Department: Neuroscience, 2018

Faculty Mentor: BethAnn McLaughlin, Ph.D.

Dissertation Title: Novel Functions of C-terminus of HSC70-Interacting Protein (CHIP) in Mitophagy and Neuroprotection

Dissertation AbstractC-terminus of HSC70-interacting protein (CHIP, STUB1) is a ubiquitously expressed cytosolic E3-ubiquitin ligase. CHIP-deficient mice exhibit cardiovascular stress and motor dysfunction prior to premature death. This phenotype is more consistent with animal models in which master regulators of autophagy are affected rather than with the mild phenotype of classic E3-ubiquitin ligase mutants. The cellular and biochemical events that contribute to neurodegeneration and premature aging in CHIP KO models remain poorly understood. Electron and fluorescent microscopy demonstrates that CHIP deficiency is associated with greater numbers of mitochondria, but these organelles are swollen and misshapen. Acute bioenergetic stress triggers CHIP induction and re-localization to mitochondria where it plays a role in the removal of damaged organelles. This mitochondrial clearance is required for protection following low-level bioenergetic stress in neurons.

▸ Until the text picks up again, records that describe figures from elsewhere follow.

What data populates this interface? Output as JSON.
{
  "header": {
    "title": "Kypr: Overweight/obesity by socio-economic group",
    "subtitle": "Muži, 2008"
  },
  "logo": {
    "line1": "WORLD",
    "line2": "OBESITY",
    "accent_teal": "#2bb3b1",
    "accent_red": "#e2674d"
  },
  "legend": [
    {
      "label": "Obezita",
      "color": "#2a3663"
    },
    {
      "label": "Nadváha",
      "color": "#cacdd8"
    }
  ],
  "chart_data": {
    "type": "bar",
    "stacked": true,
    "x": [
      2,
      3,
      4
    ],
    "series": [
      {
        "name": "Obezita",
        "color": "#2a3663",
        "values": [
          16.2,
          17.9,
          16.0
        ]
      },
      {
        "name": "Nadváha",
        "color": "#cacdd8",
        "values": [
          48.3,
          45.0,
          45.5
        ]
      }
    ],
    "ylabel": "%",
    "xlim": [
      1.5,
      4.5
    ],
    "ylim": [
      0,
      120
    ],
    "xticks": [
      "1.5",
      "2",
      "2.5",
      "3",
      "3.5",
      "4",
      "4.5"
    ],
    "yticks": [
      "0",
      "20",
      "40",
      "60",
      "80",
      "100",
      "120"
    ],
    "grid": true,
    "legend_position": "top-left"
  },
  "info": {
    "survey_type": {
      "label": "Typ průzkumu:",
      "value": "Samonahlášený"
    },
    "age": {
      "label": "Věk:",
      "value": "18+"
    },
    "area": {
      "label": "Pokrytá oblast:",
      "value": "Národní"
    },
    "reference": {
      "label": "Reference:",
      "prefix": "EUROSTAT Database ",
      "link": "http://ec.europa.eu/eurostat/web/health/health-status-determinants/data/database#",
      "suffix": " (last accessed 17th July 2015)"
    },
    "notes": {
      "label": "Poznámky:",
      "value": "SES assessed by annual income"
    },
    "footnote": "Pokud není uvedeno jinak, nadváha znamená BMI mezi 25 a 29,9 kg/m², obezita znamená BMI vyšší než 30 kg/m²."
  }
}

CHIP expression overlaps with stabilization of the redox stress sensor PTEN-inducible kinase 1 (PINK1) and is associated with increased LC3-mediated mitophagy. Introducing human promoter-driven vectors with mutations in either the E3 ligase or TPR domains of CHIP in primary neurons derived from CHIP-null animals enhances CHIP accumulation at mitochondria. Exposure to autophagy inhibitors suggests the increase in mitochondrial CHIP is likely due to diminished clearance of these CHIP-tagged organelles. Proteomic analysis of WT and CHIP KO mouse brains from both sexes reveals proteins essential for maintaining energetic, redox and mitochondrial homeostasis undergo significant changes in expression dependent upon genotype. Together these data support the use of CHIP deficient animals as a predictive model of age-related degeneration with selective neuronal proteotoxicity and mitochondrial failure.